Hello World from 2025
The code was written by AI, but this article was not.
0 Preface
0.1 Motivation and Background
After ChatGPT matured, I’ve been using GitHub Copilot to assist with development at work. Across enough projects, I gradually found that the amount of code I need to write myself is decreasing — more time can be spent observing and thinking about business, and designing and experimenting with architectures and solutions.
After Anthropic released Claude Sonnet 3.5, both Cursor and Windsurf launched AI Agents based on Claude Sonnet 3.5/3.7 that can already handle most of the capability to convert business PRD documents into actual code. While the GPT KOLs on X are still immersed in using Agents and MCP to build beautiful interfaces to consume gossip from major internet companies, I believe most full-stack developers who have experienced the PHP and jQuery era are already capable of controlling Sonnet to output various front-end and back-end code through precise Prompts to assemble an excellent scenario — regardless of whether it has a business use case, this is a very worthwhile attempt.
In my ten-year career, I’ve assigned every full-stack developer I’ve mentored one task: build a dynamic blog using the latest tech stack. Although there have always been many mature solutions on the market, only by starting from coding all the way to purchasing a domain and getting the blog online can you truly understand the underlying principles. This is the best practice project for beginners who can’t find projects. Today, I think I can also use this topic to experiment — building a dynamic blog in a Vibe Coding way.
0.2 What’s the Goal
A blog website needs many things. If you’ve browsed other people’s websites while searching for bugs on Google, you’ll find that most blogs include: Home, About Me, Portfolio, Articles, and possibly other pages like Podcast, Product List, etc. depending on the author’s interests.
Other features are similar across blogs. I’ll provide a TODO list to show current progress:
- Blog post list and filtering
- Markdown page support
- Responsive design
- Dark mode support
- Google search functionality
- SEO optimization
- Google Analytics integration
- Logo and favicon
- RSS subscription support
- Multi-language support
- About page
Another goal is to complete the website construction as quickly as possible while writing as little code as possible.
1 Getting Started
1.1 Choose Your Hero
Next.js
I’ve been using Next.js in my work recently. For those who experienced the PHP era, it’s very familiar and is one of the preferred frameworks for full-stack engineers.

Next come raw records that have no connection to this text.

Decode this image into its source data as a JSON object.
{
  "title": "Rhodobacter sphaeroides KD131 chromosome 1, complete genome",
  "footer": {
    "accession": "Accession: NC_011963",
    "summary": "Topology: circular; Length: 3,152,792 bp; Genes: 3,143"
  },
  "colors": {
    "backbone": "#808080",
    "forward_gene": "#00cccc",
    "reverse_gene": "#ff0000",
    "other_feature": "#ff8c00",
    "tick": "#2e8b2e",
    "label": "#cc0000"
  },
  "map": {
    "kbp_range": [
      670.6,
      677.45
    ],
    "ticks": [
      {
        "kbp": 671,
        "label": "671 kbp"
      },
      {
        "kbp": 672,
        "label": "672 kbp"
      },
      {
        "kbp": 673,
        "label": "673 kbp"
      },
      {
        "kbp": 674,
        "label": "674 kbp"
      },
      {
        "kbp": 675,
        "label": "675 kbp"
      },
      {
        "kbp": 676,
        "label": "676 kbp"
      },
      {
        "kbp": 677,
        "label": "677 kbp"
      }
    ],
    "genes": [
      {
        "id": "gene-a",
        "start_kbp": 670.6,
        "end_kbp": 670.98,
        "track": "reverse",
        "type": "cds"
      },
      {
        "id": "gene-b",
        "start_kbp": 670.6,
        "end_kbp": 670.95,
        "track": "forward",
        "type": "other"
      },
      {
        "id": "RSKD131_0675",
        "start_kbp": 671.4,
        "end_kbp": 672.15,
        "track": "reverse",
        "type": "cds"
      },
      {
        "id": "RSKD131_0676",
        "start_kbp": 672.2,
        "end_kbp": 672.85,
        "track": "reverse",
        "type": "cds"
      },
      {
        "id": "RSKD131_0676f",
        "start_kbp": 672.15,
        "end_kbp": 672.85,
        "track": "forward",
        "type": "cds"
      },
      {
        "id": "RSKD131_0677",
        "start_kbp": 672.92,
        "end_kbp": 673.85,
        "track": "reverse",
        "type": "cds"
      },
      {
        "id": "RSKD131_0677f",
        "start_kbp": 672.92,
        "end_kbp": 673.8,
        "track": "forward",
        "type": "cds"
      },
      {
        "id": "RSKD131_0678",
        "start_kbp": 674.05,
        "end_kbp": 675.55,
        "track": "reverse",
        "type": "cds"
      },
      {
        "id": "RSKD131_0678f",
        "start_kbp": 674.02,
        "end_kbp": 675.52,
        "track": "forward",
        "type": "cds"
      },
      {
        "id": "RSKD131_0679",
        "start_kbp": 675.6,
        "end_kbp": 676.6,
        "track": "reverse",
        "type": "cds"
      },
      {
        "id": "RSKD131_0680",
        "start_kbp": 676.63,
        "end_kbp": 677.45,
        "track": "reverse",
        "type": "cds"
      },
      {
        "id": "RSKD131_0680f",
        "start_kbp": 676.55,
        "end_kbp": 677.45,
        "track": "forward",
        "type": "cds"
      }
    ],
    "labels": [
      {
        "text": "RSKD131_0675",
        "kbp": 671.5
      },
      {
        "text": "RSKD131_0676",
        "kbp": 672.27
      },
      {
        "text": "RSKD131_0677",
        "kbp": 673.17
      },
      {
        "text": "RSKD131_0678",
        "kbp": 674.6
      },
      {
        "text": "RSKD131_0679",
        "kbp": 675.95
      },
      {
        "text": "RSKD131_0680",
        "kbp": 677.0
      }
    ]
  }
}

For languages and frameworks I’m familiar with, I can quickly verify whether the code generated by large models meets expectations. For unsatisfactory results, I can quickly modify the Prompt or directly modify the code to meet requirements, rather than waiting for the AI Agent to complete it.
HeroUI (NextUI)
If you don’t want to spend effort on styles or waste time on CSS, choosing a component library is the most convenient option. You can assume the large model has already learned HeroUI’s styles and usage, and directly ask it to assemble the components you need.
How to verify that the large model has learned HeroUI’s styles and usage? You can ask it questions about the component library documentation content in Cursor or Windsurf’s chat mode, then compare whether the generated code meets expectations.
Component library: HeroUI
1.2 npm run dev
Experienced engineers can build an empty project through Next’s CLI. For speed, I chose to directly use HeroUI’s template code to run, and after aligning some dependency versions in package.json, I could begin.
2 Going Live
2.1 Choose a Hosting Service - Vercel
Vercel is an excellent hosting service. For Next.js projects with little traffic, it completely meets needs without any cost. Follow the official website steps to connect to a GitHub repository for one-click deployment.
2.2 Choose a Domain - Cloudflare
Cloudflare can purchase domains for a few dozen yuan, then complete domain resolution to the Vercel deployment instance for access.
3 Summary
- The entire process took less than half an hour — even shorter than writing this article.
- Except for some styles and features that were manually modified (issues the AI couldn’t perceive), everything else was completed by the large model itself.
- The deployment runs entirely on Vercel. Errors caused by
npm buildwere resolved by copying the error stack to the large model. - Functional requirements can mostly be implemented precisely; styles that rely on component libraries can also be handled.
An easter egg: You might not expect that this website’s logo was also directly generated as SVG by the large model — abstract and mysterious.